После встречи в баре «Фокс» Аполлинер взял за правило ежедневно, покинув банк Лепер на улице Пелетье, где он работал в редакции биржевых новостей «Гид рантье», подниматься к площади Равиньян. Начиная с 1907 года, зная, что материальное положение Пикассо стало устойчивым, он часто обедал в «Бато-Лавуар»; там у него было, как выражалась Фернанда, «свое место за столом». Молодожены тогда еще не имели возможности класть салфетки к каждому прибору, и гости вытирали рот скатертью. Попутно «красавица Фернанда» добавляет, что Аполлинер не был так деликатен, как Макс Жакоб, приходивший к часу обеда или ужина, только будучи приглашенным. Умному, любезному, очаровательному Аполлинеру легко прощали его бестактность.
«Милый, образованный, остроумный и какой поэт! — восклицает Фернанда. — Не скажу, чтобы он обладал рафинированным вкусом, но он был по-детски непосредственным, что просто очаровывало. Он был артистичен, парадоксален, порой высокопарен, чаще прост и наивен».

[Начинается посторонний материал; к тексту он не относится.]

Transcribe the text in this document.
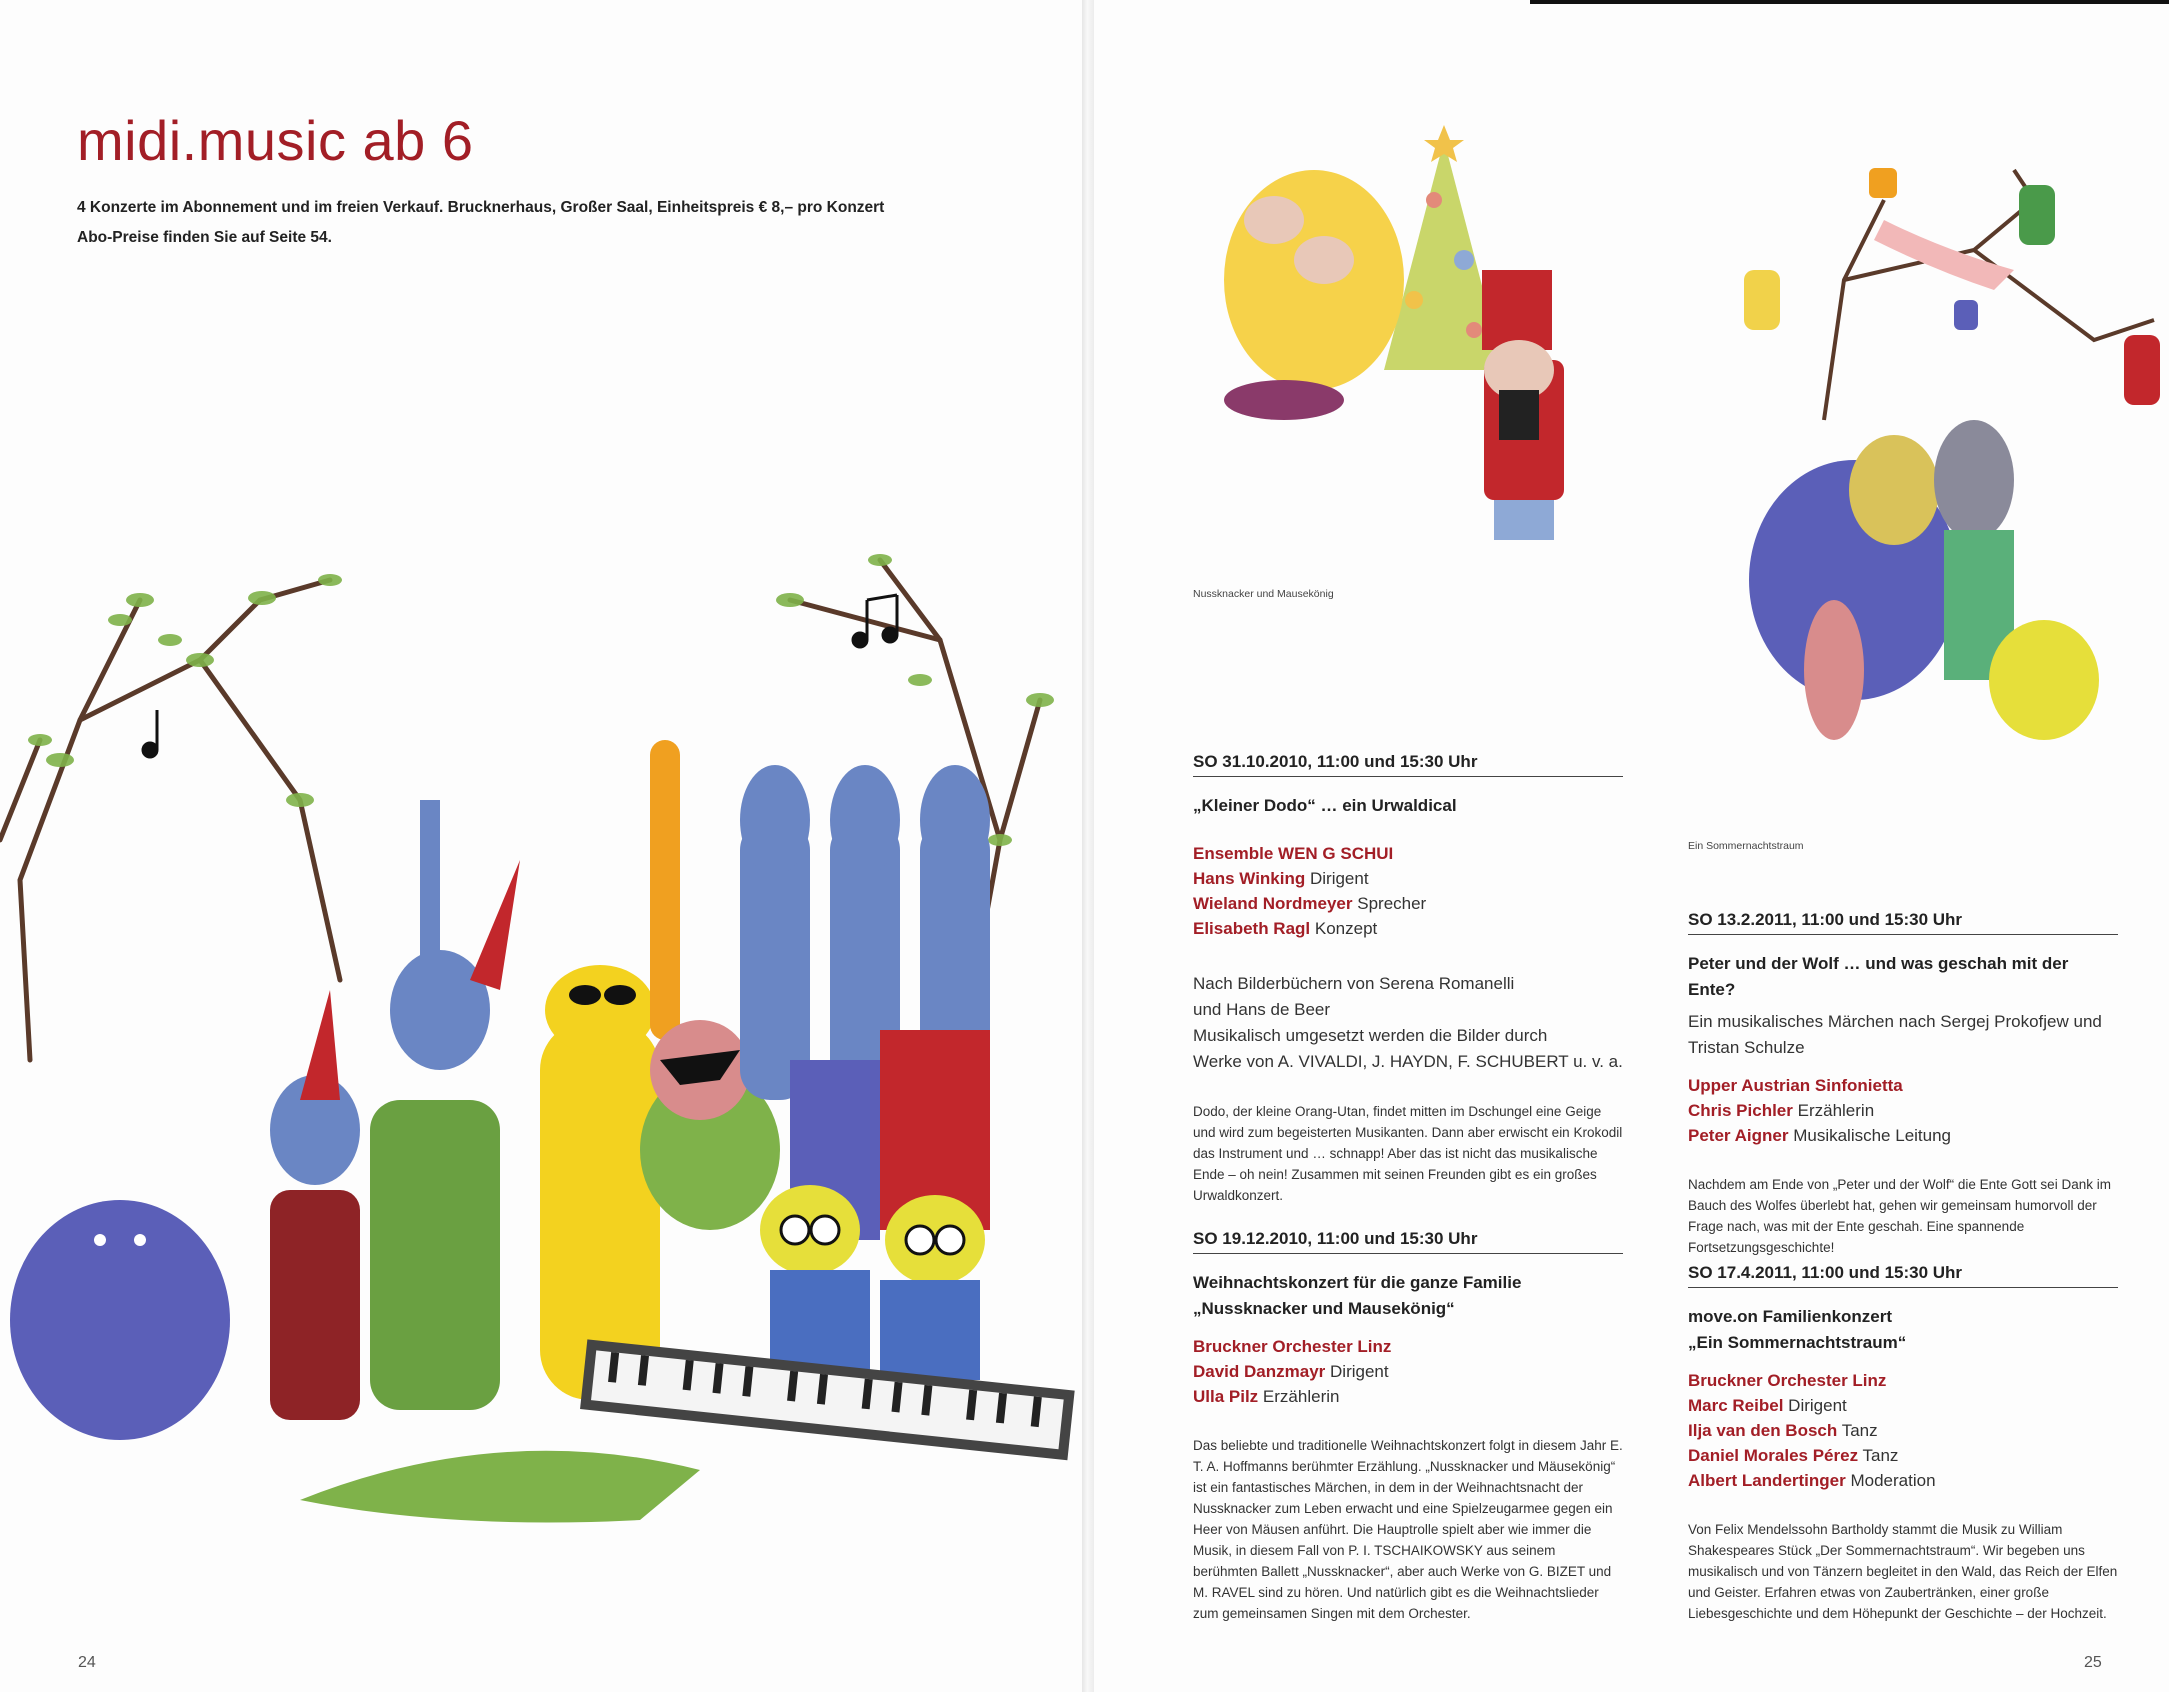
midi.music ab 6
4 Konzerte im Abonnement und im freien Verkauf. Brucknerhaus, Großer Saal, Einheitspreis € 8,– pro Konzert
Abo-Preise finden Sie auf Seite 54.
24
Nussknacker und Mausekönig
Ein Sommernachtstraum
SO 31.10.2010, 11:00 und 15:30 Uhr
„Kleiner Dodo“ … ein Urwaldical
Ensemble WEN G SCHUI
Hans Winking Dirigent
Wieland Nordmeyer Sprecher
Elisabeth Ragl Konzept
Nach Bilderbüchern von Serena Romanelli
und Hans de Beer
Musikalisch umgesetzt werden die Bilder durch
Werke von A. VIVALDI, J. HAYDN, F. SCHUBERT u. v. a.
Dodo, der kleine Orang-Utan, findet mitten im Dschungel eine Geige und wird zum begeisterten Musikanten. Dann aber erwischt ein Krokodil das Instrument und … schnapp! Aber das ist nicht das musikalische Ende – oh nein! Zusammen mit seinen Freunden gibt es ein großes Urwaldkonzert.
SO 19.12.2010, 11:00 und 15:30 Uhr
Weihnachtskonzert für die ganze Familie
„Nussknacker und Mausekönig“
Bruckner Orchester Linz
David Danzmayr Dirigent
Ulla Pilz Erzählerin
Das beliebte und traditionelle Weihnachtskonzert folgt in diesem Jahr E. T. A. Hoffmanns berühmter Erzählung. „Nussknacker und Mäusekönig“ ist ein fantastisches Märchen, in dem in der Weihnachtsnacht der Nussknacker zum Leben erwacht und eine Spielzeugarmee gegen ein Heer von Mäusen anführt. Die Hauptrolle spielt aber wie immer die Musik, in diesem Fall von P. I. TSCHAIKOWSKY aus seinem berühmten Ballett „Nussknacker“, aber auch Werke von G. BIZET und M. RAVEL sind zu hören. Und natürlich gibt es die Weihnachtslieder zum gemeinsamen Singen mit dem Orchester.
SO 13.2.2011, 11:00 und 15:30 Uhr
Peter und der Wolf … und was geschah mit der Ente?
Ein musikalisches Märchen nach Sergej Prokofjew und
Tristan Schulze
Upper Austrian Sinfonietta
Chris Pichler Erzählerin
Peter Aigner Musikalische Leitung
Nachdem am Ende von „Peter und der Wolf“ die Ente Gott sei Dank im Bauch des Wolfes überlebt hat, gehen wir gemeinsam humorvoll der Frage nach, was mit der Ente geschah. Eine spannende Fortsetzungsgeschichte!
SO 17.4.2011, 11:00 und 15:30 Uhr
move.on Familienkonzert
„Ein Sommernachtstraum“
Bruckner Orchester Linz
Marc Reibel Dirigent
Ilja van den Bosch Tanz
Daniel Morales Pérez Tanz
Albert Landertinger Moderation
Von Felix Mendelssohn Bartholdy stammt die Musik zu William Shakespeares Stück „Der Sommernachtstraum“. Wir begeben uns musikalisch und von Tänzern begleitet in den Wald, das Reich der Elfen und Geister. Erfahren etwas von Zaubertränken, einer große Liebesgeschichte und dem Höhepunkt der Geschichte – der Hochzeit.
25
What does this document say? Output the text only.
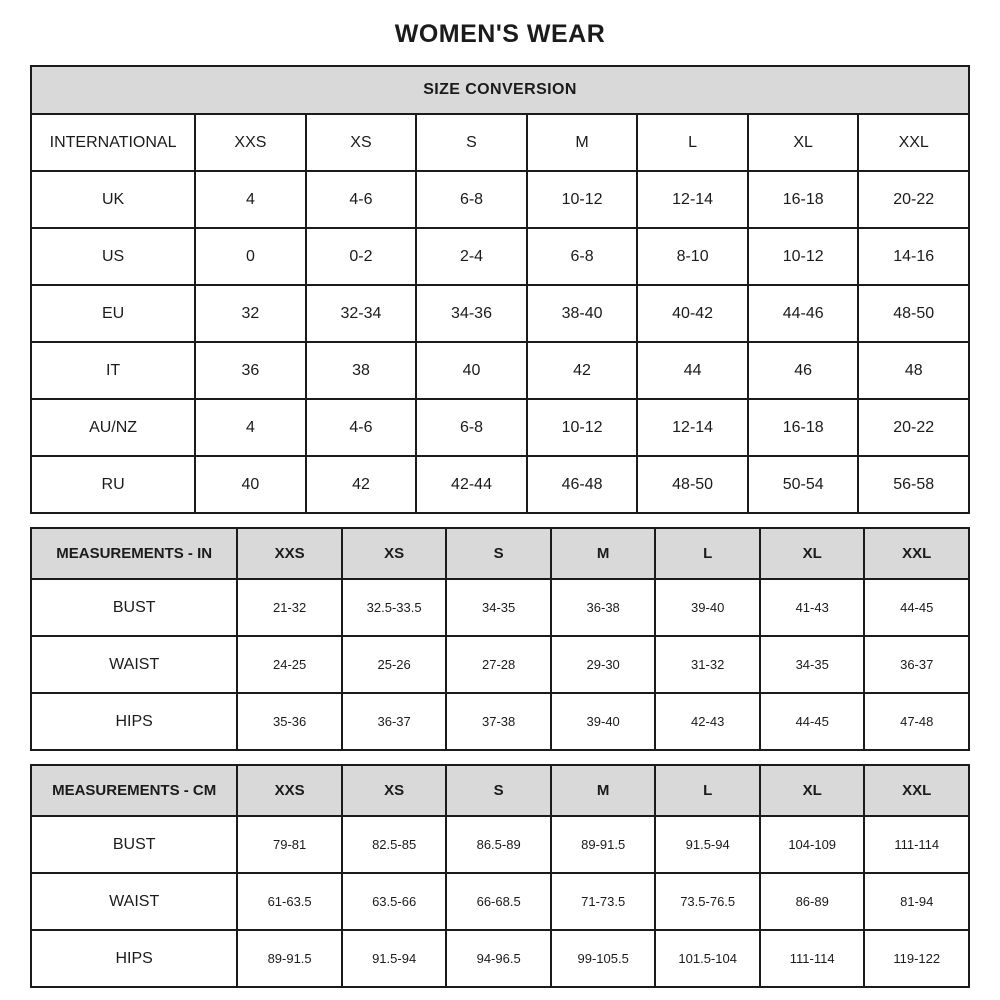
WOMEN'S WEAR
SIZE CONVERSION							
INTERNATIONAL	XXS	XS	S	M	L	XL	XXL
UK	4	4-6	6-8	10-12	12-14	16-18	20-22
US	0	0-2	2-4	6-8	8-10	10-12	14-16
EU	32	32-34	34-36	38-40	40-42	44-46	48-50
IT	36	38	40	42	44	46	48
AU/NZ	4	4-6	6-8	10-12	12-14	16-18	20-22
RU	40	42	42-44	46-48	48-50	50-54	56-58
MEASUREMENTS - IN	XXS	XS	S	M	L	XL	XXL
BUST	21-32	32.5-33.5	34-35	36-38	39-40	41-43	44-45
WAIST	24-25	25-26	27-28	29-30	31-32	34-35	36-37
HIPS	35-36	36-37	37-38	39-40	42-43	44-45	47-48
MEASUREMENTS - CM	XXS	XS	S	M	L	XL	XXL
BUST	79-81	82.5-85	86.5-89	89-91.5	91.5-94	104-109	111-114
WAIST	61-63.5	63.5-66	66-68.5	71-73.5	73.5-76.5	86-89	81-94
HIPS	89-91.5	91.5-94	94-96.5	99-105.5	101.5-104	111-114	119-122
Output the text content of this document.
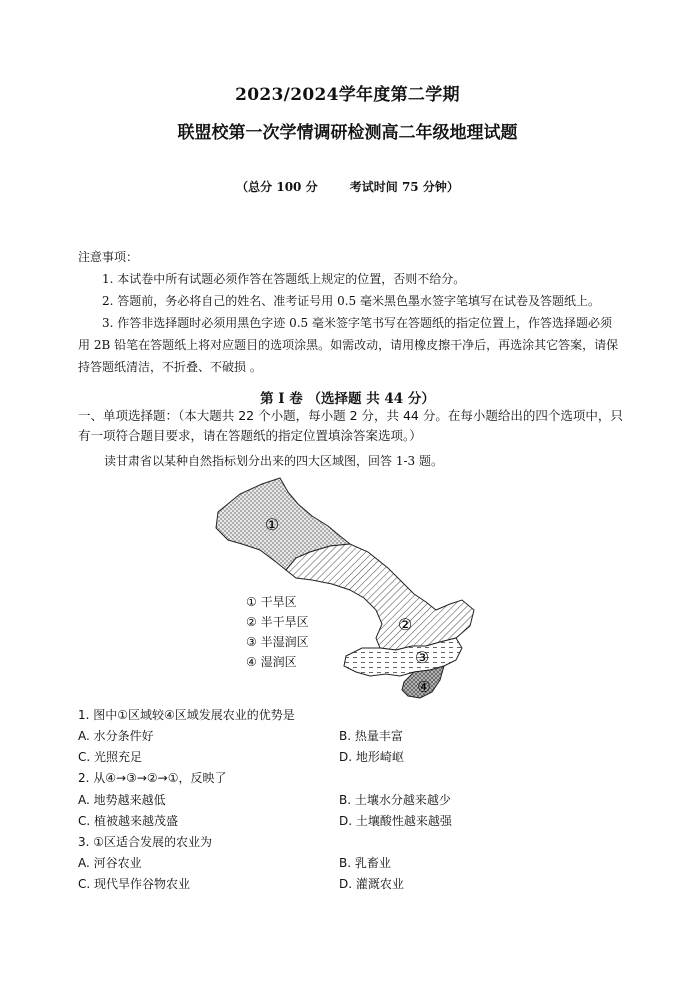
2023/2024学年度第二学期
联盟校第一次学情调研检测高二年级地理试题
（总分 100 分	考试时间 75 分钟）

注意事项：

1. 本试卷中所有试题必须作答在答题纸上规定的位置，否则不给分。

2. 答题前，务必将自己的姓名、准考证号用 0.5 毫米黑色墨水签字笔填写在试卷及答题纸上。

3. 作答非选择题时必须用黑色字迹 0.5 毫米签字笔书写在答题纸的指定位置上，作答选择题必须用 2B 铅笔在答题纸上将对应题目的选项涂黑。如需改动，请用橡皮擦干净后，再选涂其它答案，请保持答题纸清洁，不折叠、不破损 。

第 I 卷 （选择题 共 44 分）
一、单项选择题：（本大题共 22 个小题，每小题 2 分，共 44 分。在每小题给出的四个选项中，只有一项符合题目要求，请在答题纸的指定位置填涂答案选项。）
读甘肃省以某种自然指标划分出来的四大区域图，回答 1-3 题。
①
②
③
④
① 干旱区
② 半干旱区
③ 半湿润区
④ 湿润区
1. 图中①区域较④区域发展农业的优势是
A. 水分条件好	B. 热量丰富
C. 光照充足	D. 地形崎岖
2. 从④→③→②→①，反映了
A. 地势越来越低	B. 土壤水分越来越少
C. 植被越来越茂盛	D. 土壤酸性越来越强
3. ①区适合发展的农业为
A. 河谷农业	B. 乳畜业
C. 现代旱作谷物农业	D. 灌溉农业
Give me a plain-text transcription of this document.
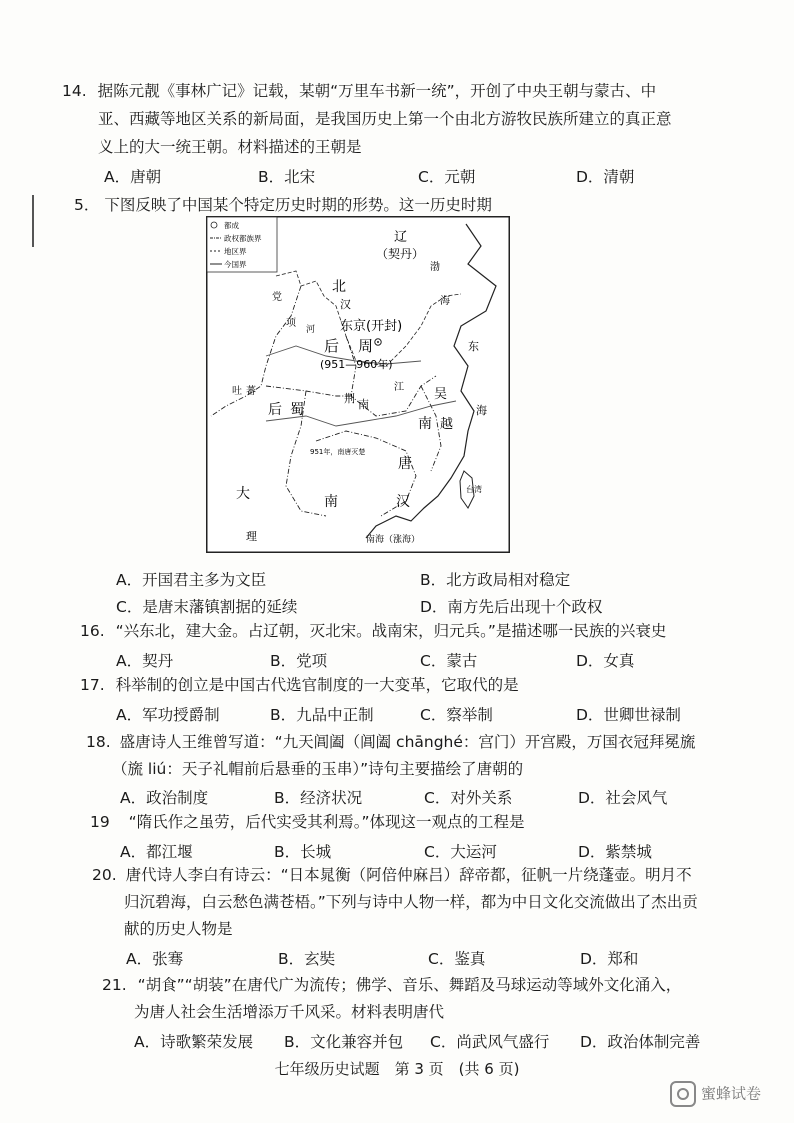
14. 据陈元靓《事林广记》记载，某朝“万里车书新一统”，开创了中央王朝与蒙古、中
亚、西藏等地区关系的新局面，是我国历史上第一个由北方游牧民族所建立的真正意
义上的大一统王朝。材料描述的王朝是
A．唐朝	B．北宋	C．元朝	D．清朝
5． 下图反映了中国某个特定历史时期的形势。这一历史时期
都成
政权都族界
地区界
今国界
辽
（契丹）
北
汉
东京(开封)
后 周
(951—960年)
党
项
吐 蕃
后 蜀
荆 南
南
唐
吴
越
951年，南唐灭楚
南	汉
大
理	南海（涨海）
东
海
台湾
渤
海
江
河
A．开国君主多为文臣	B．北方政局相对稳定
C．是唐末藩镇割据的延续	D．南方先后出现十个政权
16. “兴东北，建大金。占辽朝，灭北宋。战南宋，归元兵。”是描述哪一民族的兴衰史
A．契丹	B．党项	C．蒙古	D．女真
17. 科举制的创立是中国古代选官制度的一大变革，它取代的是
A．军功授爵制	B．九品中正制	C．察举制	D．世卿世禄制
18. 盛唐诗人王维曾写道：“九天阊阖（阊阖 chānghé：宫门）开宫殿，万国衣冠拜冕旒
（旒 liú：天子礼帽前后悬垂的玉串）”诗句主要描绘了唐朝的
A．政治制度	B．经济状况	C．对外关系	D．社会风气
19 “隋氏作之虽劳，后代实受其利焉。”体现这一观点的工程是
A．都江堰	B．长城	C．大运河	D．紫禁城
20. 唐代诗人李白有诗云：“日本晁衡（阿倍仲麻吕）辞帝都，征帆一片绕蓬壶。明月不
归沉碧海，白云愁色满苍梧。”下列与诗中人物一样，都为中日文化交流做出了杰出贡
献的历史人物是
A．张骞	B．玄奘	C．鉴真	D．郑和
21. “胡食”“胡装”在唐代广为流传；佛学、音乐、舞蹈及马球运动等域外文化涌入，
为唐人社会生活增添万千风采。材料表明唐代
A．诗歌繁荣发展 B．文化兼容并包 C．尚武风气盛行 D．政治体制完善
七年级历史试题　第 3 页　(共 6 页)
蜜蜂试卷
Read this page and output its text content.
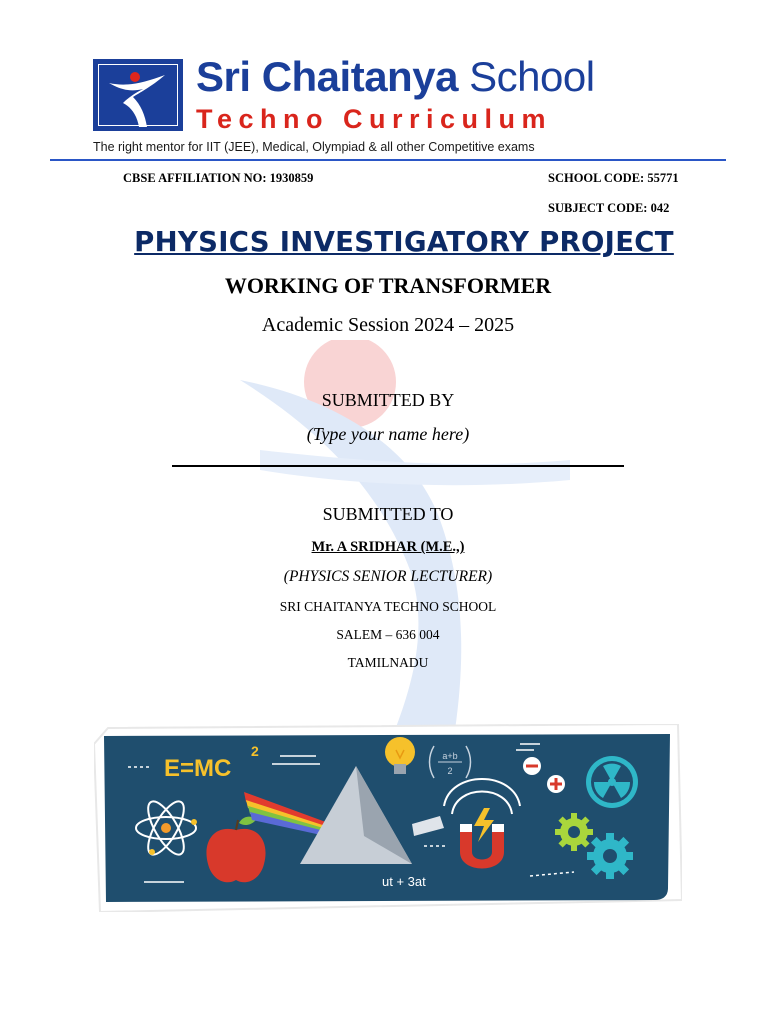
Sri Chaitanya School
Techno Curriculum
The right mentor for IIT (JEE), Medical, Olympiad & all other Competitive exams
CBSE AFFILIATION NO: 1930859	SCHOOL CODE: 55771
SUBJECT CODE: 042
PHYSICS INVESTIGATORY PROJECT
WORKING OF TRANSFORMER
Academic Session 2024 – 2025
SUBMITTED BY
(Type your name here)
SUBMITTED TO
Mr. A SRIDHAR (M.E.,)
(PHYSICS SENIOR LECTURER)
SRI CHAITANYA TECHNO SCHOOL
SALEM – 636 004
TAMILNADU
E=MC
2
ut + 3at
a+b
2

Жан Метценже, поселившийся на Монмартре уже после отъезда Пикассо, добавляет: «Слушать его было подлинным удовольствием. О самых простых вещах он выражался так, что сразу ощущалась его способность к поэтическому восприятию; последователи пытались претворить эту форму в какую-то систему. Сравнивая один предмет с другим, он выбирал самый дальний, имеющий особенно много отличий. Эффект неожиданности, достигаемый таким сравнением, не раздражал, так как сближение всегда было оправдано»
[20].
Живопись Пикассо оставила глубокий след в его сознании, и, можно сказать, с бедняков «голубого периода» и грациозных акробатов «розового» началась деятельность Аполлинера как критика. До этого им были написаны лишь две небольшие статьи о немецкой живописи — как проба пера. Современная живопись была ему неведома, а то немногое, что он о ней знал, он услышал от Вламинка в вагоне поезда, когда они вместе ездили в Везине. После посещения мастерской Пикассо он опубликовал подряд две посвященные ему восторженные статьи, содержавшие не столько эстетический анализ, сколько чувство восхищения.
Он взволнованно писал о «женщинах, которых больше не любят», о «нищих, истерзанных жизнью», о «детях, которых никто не целует», о «девочках, удерживающих равновесие на большом акробатическом мяче» — о меланхолическом декадентском мире, пять лет назад открытом Пикассо. Не претендуя на глубину, Аполлинер обладал мастерством интересно рассказывать о живописи. Что же касается его интуиции распознавать наиболее яркое, сильное, приходится признать, что Аполлинеру это не удавалось. Живопись он не понимал. В этом убеждены все, кто его знал. Вламинк рассказывает:
«Та же парадоксальность ума, которая побуждала его читать бульварные романы вроде „Ника Картера“ и „Ростовщиков Сьерры“, заставляла его воскликнуть у какой-нибудь лубочной картинки: „Ну чем хуже Сезанна?“ А потом и убеждать: „Да это лучше Сезанна!“
Его суждения были и алогичны, и абсурдны, и противоречивы».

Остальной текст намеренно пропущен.